"Newspaper Web sites have been so popular that at some newspapers, including The New York Times, the number of people who read the paper online now surpasses the number who buy the print edition.Ken Sands, online publisher of The Spokesman-Review, is quoted in the article - but in an email today he expanded on his comments:
This migration of readers is beginning to transform the newspaper industry. Advertising revenue from online sites is booming and, while it accounts for only 2 percent or 3 percent of most newspapers' overall revenues, it is the fastest-growing source of revenue. And newspaper executives are watching anxiously as the number of online readers grows while the number of print readers declines.
'For some publishers, it really sticks in the craw that they are giving away their content for free," said Colby Atwood, vice president of Borrell Associates Inc., a media research firm. The giveaway means less support for expensive news-gathering operations and the potential erosion of advertising revenue from the print side, which is much more profitable.

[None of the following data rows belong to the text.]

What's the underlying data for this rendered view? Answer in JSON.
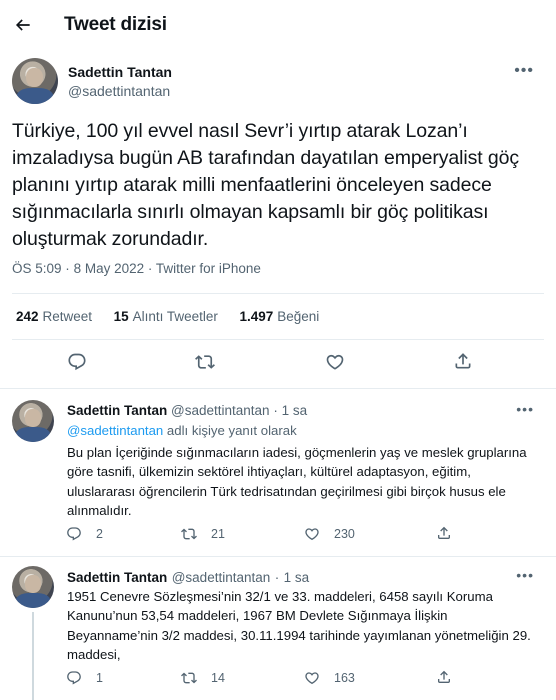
{
  "header": {
    "title": "Tweet dizisi",
    "back_icon": "arrow-left-icon"
  },
  "main_tweet": {
    "author_name": "Sadettin Tantan",
    "author_handle": "@sadettintantan",
    "text": "Türkiye, 100 yıl evvel nasıl Sevr’i yırtıp atarak Lozan’ı imzaladıysa bugün AB tarafından dayatılan emperyalist göç planını yırtıp atarak milli menfaatlerini önceleyen sadece sığınmacılarla sınırlı olmayan kapsamlı bir göç politikası oluşturmak zorundadır.",
    "time": "ÖS 5:09",
    "date": "8 May 2022",
    "source": "Twitter for iPhone",
    "separator": "·",
    "stats": {
      "retweets_count": "242",
      "retweets_label": "Retweet",
      "quotes_count": "15",
      "quotes_label": "Alıntı Tweetler",
      "likes_count": "1.497",
      "likes_label": "Beğeni"
    }
  },
  "replies": [
    {
      "author_name": "Sadettin Tantan",
      "author_handle": "@sadettintantan",
      "time": "1 sa",
      "replying_to_handle": "@sadettintantan",
      "replying_to_suffix": "adlı kişiye yanıt olarak",
      "text": "Bu plan İçeriğinde sığınmacıların iadesi, göçmenlerin yaş ve meslek gruplarına göre tasnifi, ülkemizin sektörel ihtiyaçları, kültürel adaptasyon, eğitim, uluslararası öğrencilerin Türk tedrisatından geçirilmesi gibi birçok husus ele alınmalıdır.",
      "reply_count": "2",
      "retweet_count": "21",
      "like_count": "230"
    },
    {
      "author_name": "Sadettin Tantan",
      "author_handle": "@sadettintantan",
      "time": "1 sa",
      "text": "1951 Cenevre Sözleşmesi’nin 32/1 ve 33. maddeleri, 6458 sayılı Koruma Kanunu’nun 53,54 maddeleri, 1967 BM Devlete Sığınmaya İlişkin Beyanname’nin 3/2 maddesi, 30.11.1994 tarihinde yayımlanan yönetmeliğin 29. maddesi,",
      "reply_count": "1",
      "retweet_count": "14",
      "like_count": "163"
    }
  ],
  "colors": {
    "accent": "#1d9bf0",
    "secondary_text": "#536471",
    "divider": "#e6ecf0"
  }
}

'Newspapers are cannibalizing themselves,' said Frederick W. Searby, an advertising and publishing analyst at J. P. Morgan."

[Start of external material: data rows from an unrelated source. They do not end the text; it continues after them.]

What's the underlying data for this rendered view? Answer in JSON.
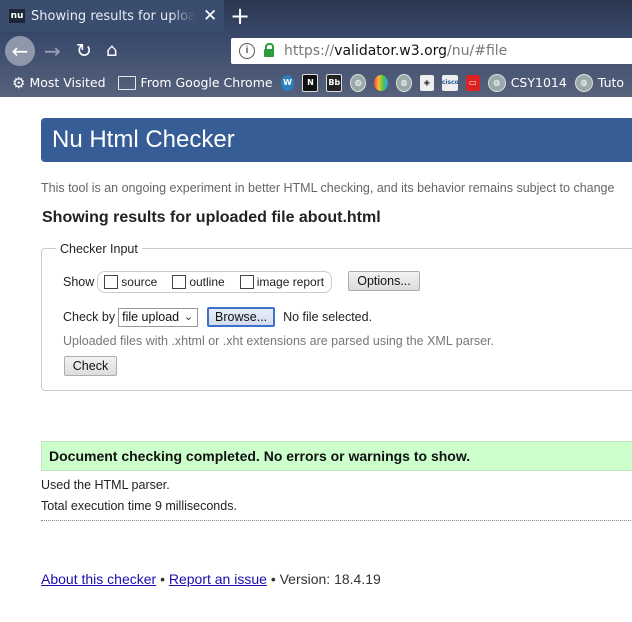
{
  "browser": {
    "tab": {
      "favicon": "nu",
      "title": "Showing results for uploaded file about.html"
    },
    "url": {
      "scheme": "https://",
      "domain": "validator.w3.org",
      "path": "/nu/#file"
    },
    "bookmarks": [
      {
        "label": "Most Visited",
        "icon": "gear-icon"
      },
      {
        "label": "From Google Chrome",
        "icon": "folder-icon"
      },
      {
        "label": "",
        "icon": "wordpress-icon"
      },
      {
        "label": "",
        "icon": "n-icon"
      },
      {
        "label": "",
        "icon": "bb-icon"
      },
      {
        "label": "",
        "icon": "globe-icon"
      },
      {
        "label": "",
        "icon": "rainbow-icon"
      },
      {
        "label": "",
        "icon": "globe-icon"
      },
      {
        "label": "",
        "icon": "diamond-icon"
      },
      {
        "label": "",
        "icon": "cisco-icon"
      },
      {
        "label": "",
        "icon": "red-icon"
      },
      {
        "label": "CSY1014",
        "icon": "globe-icon"
      },
      {
        "label": "Tuto",
        "icon": "globe-icon"
      }
    ]
  },
  "page": {
    "title": "Nu Html Checker",
    "intro": "This tool is an ongoing experiment in better HTML checking, and its behavior remains subject to change",
    "results_heading": "Showing results for uploaded file about.html",
    "checker_input": {
      "legend": "Checker Input",
      "show_label": "Show",
      "options": [
        "source",
        "outline",
        "image report"
      ],
      "options_button": "Options...",
      "check_by_label": "Check by",
      "check_by_value": "file upload",
      "browse_button": "Browse...",
      "no_file": "No file selected.",
      "xml_note": "Uploaded files with .xhtml or .xht extensions are parsed using the XML parser.",
      "check_button": "Check"
    },
    "success_message": "Document checking completed. No errors or warnings to show.",
    "parser_used": "Used the HTML parser.",
    "execution_time": "Total execution time 9 milliseconds.",
    "footer": {
      "about": "About this checker",
      "sep1": "•",
      "report": "Report an issue",
      "sep2": "•",
      "version": "Version: 18.4.19"
    }
  }
}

"We're at an interesting period in the evolution of online news. Many newspapers simply put their print content online, add some breaking news and maybe a few bells-and-whistles multimedia and interactivity and call it good. Sell a bunch of online advertising and everybody's happy, right?
I don't think so. In the next few years, in my view, online news should become much more independent of that print content. If you think about it, posting a newspaper online is giving people a snapshot of yesterday's news. We should instead, give them today's news and a bit of tomorrow's news, as well as making full use of the unique attributes of the web, including: immediacy, interactivity, utility, multimedia, entertainment, archiving, aggregation and community publishing. When you truly take advantage of those attributes, you've got a much different web site.

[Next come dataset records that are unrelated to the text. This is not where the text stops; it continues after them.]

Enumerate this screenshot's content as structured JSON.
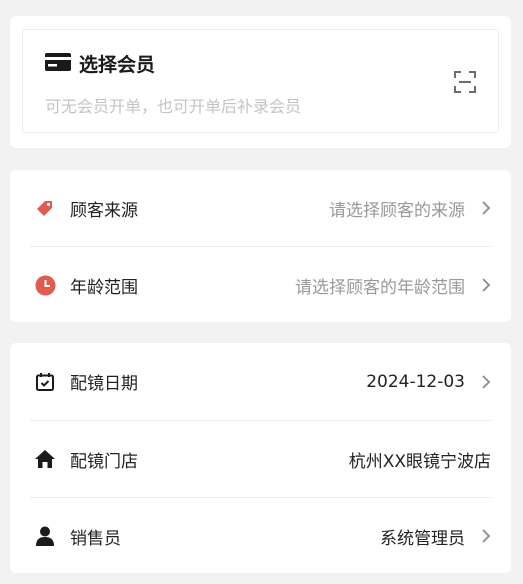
{
  "member": {
    "title": "选择会员",
    "hint": "可无会员开单，也可开单后补录会员",
    "icon": "card-icon",
    "scan_icon": "scan-icon"
  },
  "source_section": {
    "rows": [
      {
        "label": "顾客来源",
        "value": "请选择顾客的来源",
        "icon": "tag-icon",
        "icon_color": "#e25b4f"
      },
      {
        "label": "年龄范围",
        "value": "请选择顾客的年龄范围",
        "icon": "clock-icon",
        "icon_color": "#e25b4f"
      }
    ]
  },
  "info_section": {
    "rows": [
      {
        "label": "配镜日期",
        "value": "2024-12-03",
        "icon": "calendar-check-icon"
      },
      {
        "label": "配镜门店",
        "value": "杭州XX眼镜宁波店",
        "icon": "home-icon"
      },
      {
        "label": "销售员",
        "value": "系统管理员",
        "icon": "user-icon"
      }
    ]
  },
  "colors": {
    "background": "#f2f2f2",
    "card": "#ffffff",
    "placeholder": "#999999",
    "accent_red": "#e25b4f"
  }
}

Here in Spokane, we started on Sept. 1 charging an online subscription fee, but it's ONLY for the repurposed print content. Everything else on the web site is free. As it is now, we frequently post breaking news and have between 20 and 25 staff-written blogs (immediacy and interactivity). We have multiple databases of information (the utility function). We have video, photo galleries, etc. Is it enough web-original content to withstand the partitioning of our print content behind a subscription wall? Obviously not, as we saw our year-over-year traffic growth go from plus 42 percent to zero.
In a perfect world, I would have preferred to wait a couple of years to let the evolution proceed toward web-original content before charging for the repurposed print content. (But you can hardly blame the print circulation folks for being antsy as their numbers decline.)
I'm hoping that what it really means is that we're simply ahead of the evolutionary curve. Give us a couple of years to jack-up the web-original content and people will come for that first and foremost. Then, who cares if we charge for the print content? (Of course, we could find out that the evolution is going an entirely different direction.)
Regardless, we really have no choice but to look for a better business model. If print circulation and advertising drop significantly, there's probably no way an increase in online revenue can make up the difference.
Who's going to pay all of the reporters and editors? Maybe those of us who are left in the future will simply aggregate and edit the news that's provided by citizen journalists. I don't pretend to have all of the answers, but you can't say we aren't looking."